O prefeito Mateus Silva assinou e publicou nesta quarta-feira (17) o Decreto nº 2.539/2026, que estabelece medidas de contingenciamento orçamentário e racionalização de despesas em toda a Administração Municipal. As ações terão vigência até 31 de dezembro de 2026, ou outra data supervenientemente definida, e têm como objetivo preservar o equilíbrio das contas públicas diante da redução de receitas observada ao longo deste ano, assegurando a continuidade dos serviços essenciais prestados à população.
O decreto determina ainda a adoção imediata de medidas de redução e racionalização de despesas administrativas. A orientação abrange gastos com energia elétrica, água, telefonia, combustíveis, locações, impressões, materiais de expediente e demais despesas de custeio, sempre preservando os serviços essenciais.
Também deverão ser revistos gastos com viagens, diárias, passagens, participação em eventos e treinamentos presenciais, cerimônias, homenagens, publicidade institucional não obrigatória e outras despesas correlatas.
A aquisição de mobiliário, equipamentos e bens permanentes não indispensáveis também será restringida, assim como a celebração de novos contratos e aditamentos com impacto financeiro, exceto nos casos relacionados à manutenção de serviços essenciais ou cumprimento de obrigações legais.
O decreto estabelece que novas obras, expansões administrativas, criação de programas que impliquem aumento de despesas ou a assunção de novos compromissos financeiros dependerão de autorização expressa do prefeito, após análise técnica da Secretaria Municipal da Fazenda sobre a disponibilidade financeira e orçamentária do município.
Outra medida prevista é a revisão dos cargos comissionados, funções gratificadas e do pagamento de horas extras. A administração também deverá promover estudos para reorganização das escalas de trabalho e adoção de mecanismos que permitam maior eficiência administrativa, observando a continuidade dos serviços públicos e o interesse coletivo.

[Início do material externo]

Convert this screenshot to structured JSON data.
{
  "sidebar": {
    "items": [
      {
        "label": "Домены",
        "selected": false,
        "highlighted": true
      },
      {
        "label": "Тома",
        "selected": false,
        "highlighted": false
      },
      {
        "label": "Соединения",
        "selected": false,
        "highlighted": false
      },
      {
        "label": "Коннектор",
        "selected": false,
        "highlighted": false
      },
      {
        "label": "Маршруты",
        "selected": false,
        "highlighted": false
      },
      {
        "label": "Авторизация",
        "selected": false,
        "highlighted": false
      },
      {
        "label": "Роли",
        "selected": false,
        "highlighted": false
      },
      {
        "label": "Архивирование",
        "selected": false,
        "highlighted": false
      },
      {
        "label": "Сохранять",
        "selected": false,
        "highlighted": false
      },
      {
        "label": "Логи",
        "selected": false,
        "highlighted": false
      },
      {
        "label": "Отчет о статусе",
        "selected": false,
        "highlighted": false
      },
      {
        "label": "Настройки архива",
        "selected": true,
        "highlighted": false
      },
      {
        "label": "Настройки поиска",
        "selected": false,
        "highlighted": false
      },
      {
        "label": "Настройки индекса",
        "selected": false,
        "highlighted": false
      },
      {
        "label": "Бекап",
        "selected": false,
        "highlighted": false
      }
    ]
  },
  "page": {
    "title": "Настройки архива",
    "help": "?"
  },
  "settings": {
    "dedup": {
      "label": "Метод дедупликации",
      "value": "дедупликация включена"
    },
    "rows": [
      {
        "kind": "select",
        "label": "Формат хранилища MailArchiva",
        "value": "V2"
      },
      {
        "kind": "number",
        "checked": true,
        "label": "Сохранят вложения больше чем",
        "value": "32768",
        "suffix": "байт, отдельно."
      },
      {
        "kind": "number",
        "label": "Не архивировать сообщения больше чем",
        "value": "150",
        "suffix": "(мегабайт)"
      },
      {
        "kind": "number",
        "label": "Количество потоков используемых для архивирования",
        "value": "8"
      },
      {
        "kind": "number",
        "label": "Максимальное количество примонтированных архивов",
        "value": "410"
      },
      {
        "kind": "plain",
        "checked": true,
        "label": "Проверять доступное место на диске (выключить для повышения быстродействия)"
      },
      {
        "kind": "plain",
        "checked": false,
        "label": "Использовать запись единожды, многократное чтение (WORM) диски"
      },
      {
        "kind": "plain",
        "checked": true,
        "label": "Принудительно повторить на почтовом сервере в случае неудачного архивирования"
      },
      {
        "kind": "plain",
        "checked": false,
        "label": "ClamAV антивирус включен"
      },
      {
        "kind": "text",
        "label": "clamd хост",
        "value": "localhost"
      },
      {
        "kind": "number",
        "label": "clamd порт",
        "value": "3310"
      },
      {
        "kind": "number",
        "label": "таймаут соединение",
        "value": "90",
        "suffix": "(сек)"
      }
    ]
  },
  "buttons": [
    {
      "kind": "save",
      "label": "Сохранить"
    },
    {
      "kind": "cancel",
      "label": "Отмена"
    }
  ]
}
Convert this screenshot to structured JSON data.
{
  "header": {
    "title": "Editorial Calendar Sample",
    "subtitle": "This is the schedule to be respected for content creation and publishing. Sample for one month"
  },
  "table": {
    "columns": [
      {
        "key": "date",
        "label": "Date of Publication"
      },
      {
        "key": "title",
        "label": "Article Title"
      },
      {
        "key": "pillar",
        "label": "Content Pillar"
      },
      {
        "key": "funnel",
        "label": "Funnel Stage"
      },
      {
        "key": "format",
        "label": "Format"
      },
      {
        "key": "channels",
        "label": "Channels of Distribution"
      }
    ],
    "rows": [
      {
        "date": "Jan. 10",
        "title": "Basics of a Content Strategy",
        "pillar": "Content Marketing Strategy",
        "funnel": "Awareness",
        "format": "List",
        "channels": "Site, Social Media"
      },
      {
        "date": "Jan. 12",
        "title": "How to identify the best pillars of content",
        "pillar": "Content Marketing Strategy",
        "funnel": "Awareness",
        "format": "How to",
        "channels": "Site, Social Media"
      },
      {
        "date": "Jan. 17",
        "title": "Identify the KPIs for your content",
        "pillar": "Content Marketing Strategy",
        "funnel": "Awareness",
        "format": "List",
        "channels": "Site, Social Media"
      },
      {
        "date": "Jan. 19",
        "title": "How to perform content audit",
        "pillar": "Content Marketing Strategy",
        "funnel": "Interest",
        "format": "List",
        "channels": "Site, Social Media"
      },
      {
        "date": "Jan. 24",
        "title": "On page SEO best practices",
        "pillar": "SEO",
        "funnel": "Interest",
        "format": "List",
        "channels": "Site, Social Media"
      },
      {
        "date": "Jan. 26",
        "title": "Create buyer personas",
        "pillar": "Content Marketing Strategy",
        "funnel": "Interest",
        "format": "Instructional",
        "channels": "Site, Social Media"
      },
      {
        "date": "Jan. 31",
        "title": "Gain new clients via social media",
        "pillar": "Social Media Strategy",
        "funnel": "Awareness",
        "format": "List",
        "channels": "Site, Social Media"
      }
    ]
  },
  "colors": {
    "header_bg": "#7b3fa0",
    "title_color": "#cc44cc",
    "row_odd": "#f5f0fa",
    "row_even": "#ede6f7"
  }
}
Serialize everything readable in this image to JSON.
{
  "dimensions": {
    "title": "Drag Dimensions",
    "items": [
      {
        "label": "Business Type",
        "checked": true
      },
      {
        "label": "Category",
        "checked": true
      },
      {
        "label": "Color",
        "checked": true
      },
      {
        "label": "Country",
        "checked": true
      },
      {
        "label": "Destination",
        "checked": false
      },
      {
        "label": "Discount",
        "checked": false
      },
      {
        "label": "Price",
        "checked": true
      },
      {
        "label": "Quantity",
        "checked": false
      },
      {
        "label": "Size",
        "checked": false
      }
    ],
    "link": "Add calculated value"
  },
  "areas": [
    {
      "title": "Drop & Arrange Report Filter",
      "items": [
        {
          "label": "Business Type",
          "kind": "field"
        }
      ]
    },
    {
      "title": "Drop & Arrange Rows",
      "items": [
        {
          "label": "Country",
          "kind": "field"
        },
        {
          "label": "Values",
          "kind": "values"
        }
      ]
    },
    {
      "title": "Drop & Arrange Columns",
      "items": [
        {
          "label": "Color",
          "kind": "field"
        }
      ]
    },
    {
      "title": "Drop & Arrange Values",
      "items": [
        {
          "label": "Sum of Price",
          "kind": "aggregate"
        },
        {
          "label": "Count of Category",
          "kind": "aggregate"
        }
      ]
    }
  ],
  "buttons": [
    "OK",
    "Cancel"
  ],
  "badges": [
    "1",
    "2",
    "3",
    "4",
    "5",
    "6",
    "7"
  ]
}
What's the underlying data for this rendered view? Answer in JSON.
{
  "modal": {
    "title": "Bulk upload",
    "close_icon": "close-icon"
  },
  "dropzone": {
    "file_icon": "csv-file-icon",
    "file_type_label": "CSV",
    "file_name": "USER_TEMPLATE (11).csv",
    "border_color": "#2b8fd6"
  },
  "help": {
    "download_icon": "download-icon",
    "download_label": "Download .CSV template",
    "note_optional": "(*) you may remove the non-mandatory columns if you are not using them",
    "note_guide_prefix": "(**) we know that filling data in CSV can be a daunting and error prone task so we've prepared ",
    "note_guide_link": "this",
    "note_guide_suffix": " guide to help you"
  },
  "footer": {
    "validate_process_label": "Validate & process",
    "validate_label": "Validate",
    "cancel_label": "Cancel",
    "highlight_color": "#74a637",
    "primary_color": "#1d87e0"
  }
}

A Secretaria Municipal da Fazenda ficará responsável por definir a distribuição do contingenciamento entre os órgãos municipais, promover bloqueios e limitações de empenho quando necessário e acompanhar permanentemente a evolução da arrecadação e dos gastos públicos. O decreto prevê ainda que as medidas poderão ser ampliadas, revisadas ou flexibilizadas conforme o comportamento das receitas ao longo do ano.
A medida está fundamentada na Lei de Responsabilidade Fiscal, na Lei Federal nº 4.320/1964, na nova Lei de Licitações e em orientações do Tribunal de Contas do Estado de São Paulo. O decreto assinado pelo prefeito Mateus Silva considera a necessidade de garantir o pagamento regular de servidores, fornecedores, obrigações previdenciárias e compromissos contratuais, além de assegurar a continuidade dos serviços públicos considerados indispensáveis ao funcionamento da administração municipal.
Apesar das ações implementadas desde o ano passado, que já resultaram em economia direta superior a R$ 12 milhões, sem contabilizar contratos rescindidos, a arrecadação municipal voltou a apresentar desempenho abaixo do previsto em 2026. No primeiro quadrimestre, as receitas correntes somaram R$ 459,1 milhões, frente à previsão de R$ 491,5 milhões para o período. Na prática, o município arrecadou apenas 93,4% do valor estimado para os quatro primeiros meses do ano.
A principal preocupação está na redução das transferências intergovernamentais, que alcançaram apenas 86,35% da previsão orçamentária. Entre as receitas mais impactadas estão os royalties do petróleo e a cota-parte do ICMS, duas das principais fontes de financiamento das políticas públicas municipais.